In April 2006, Firsts: The Book Collector's Magazine estimated that the first edition of Homicide Trinity had a value of between $150 and $350. The estimate is for a copy in very good to fine condition in a like dustjacket.
- 1962, Toronto: Macmillan, 1962, hardcover
- 1962, New York: Viking (Mystery Guild), August 1962, hardcover
The far less valuable Viking book club edition may be distinguished from the first edition in three ways:
- The dust jacket has "Book Club Edition" printed on the inside front flap, and the price is absent (first editions may be price clipped if they were given as gifts).
- Book club editions are sometimes thinner and always taller (usually a quarter of an inch) than first editions.
- Book club editions are bound in cardboard, and first editions are bound in cloth (or have at least a cloth spine).
- 1963, London: Collins Crime Club, February 18, 1963, hardcover
- 1966, New York: Bantam #F-3118, February 1966, paperback
- 1993, New York: Bantam Crime Line ISBN 0-553-23446-3 August 1993, paperback, Rex Stout Library edition with introduction by Stephen Greenleaf
- 1997, Newport Beach, California: Books on Tape, Inc. ISBN 0-7366-4062-2 October 31, 1997, audio cassette (unabridged, read by Michael Prichard)
- 2010, New York: Bantam Crimeline ISBN 978-0-307-75599-5 July 7, 2010, e-book

==Adaptations==

===Nero Wolfe (CBC Radio)===
"Counterfeit for Murder" was adapted as the third episode of the Canadian Broadcasting Corporation's 13-part radio series Nero Wolfe (1982), starring Mavor Moore as Nero Wolfe, Don Francks as Archie Goodwin, and Cec Linder as Inspector Cramer. Written and directed by Toronto actor and producer Ron Hartmann, the hour-long adaptation aired on CBC Stereo January 30, 1982.

===La casa degli attori (Radiotelevisione Italiana)===
"Counterfeit for Murder" was adapted for a series of Nero Wolfe films produced by the Italian television network RAI (Radiotelevisione Italiana).

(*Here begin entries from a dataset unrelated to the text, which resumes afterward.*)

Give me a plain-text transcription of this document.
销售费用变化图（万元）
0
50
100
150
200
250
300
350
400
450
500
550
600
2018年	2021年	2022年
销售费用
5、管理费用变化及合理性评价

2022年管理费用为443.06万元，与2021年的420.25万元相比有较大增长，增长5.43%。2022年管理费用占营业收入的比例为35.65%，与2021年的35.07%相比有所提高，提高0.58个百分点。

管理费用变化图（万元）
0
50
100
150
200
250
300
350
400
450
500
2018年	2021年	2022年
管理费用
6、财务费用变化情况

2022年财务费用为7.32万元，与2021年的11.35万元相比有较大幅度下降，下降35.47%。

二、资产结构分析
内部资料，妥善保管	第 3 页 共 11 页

Written and directed by Giuliana Berlinguer, Nero Wolfe: La casa degli attori first aired January 3, 1970.

The series of black-and-white telemovies stars Tino Buazzelli (Nero Wolfe), Paolo Ferrari (Archie Goodwin), Pupo De Luca (Fritz Brenner), Renzo Palmer (Inspector Cramer), Roberto Pistone (Saul Panzer), Mario Righetti (Orrie Cather) and Gianfranco Varetto (Fred Durkin). Other members of the cast of La casa degli attori include Giusi Raspani Dandolo (Hattie Annis), Agla Marsili (Tammy Baxter), Ruggero De Daninos (Albert Leach), Giorgio Piazza (Raymond Dell), Daniela Surina (Martha Kirk), Paolo Graziosi (Noel Ferris), Giovanni Di Benedetto (Avvocato Parker) and Enrico D'Amato (Procuratore Skinner).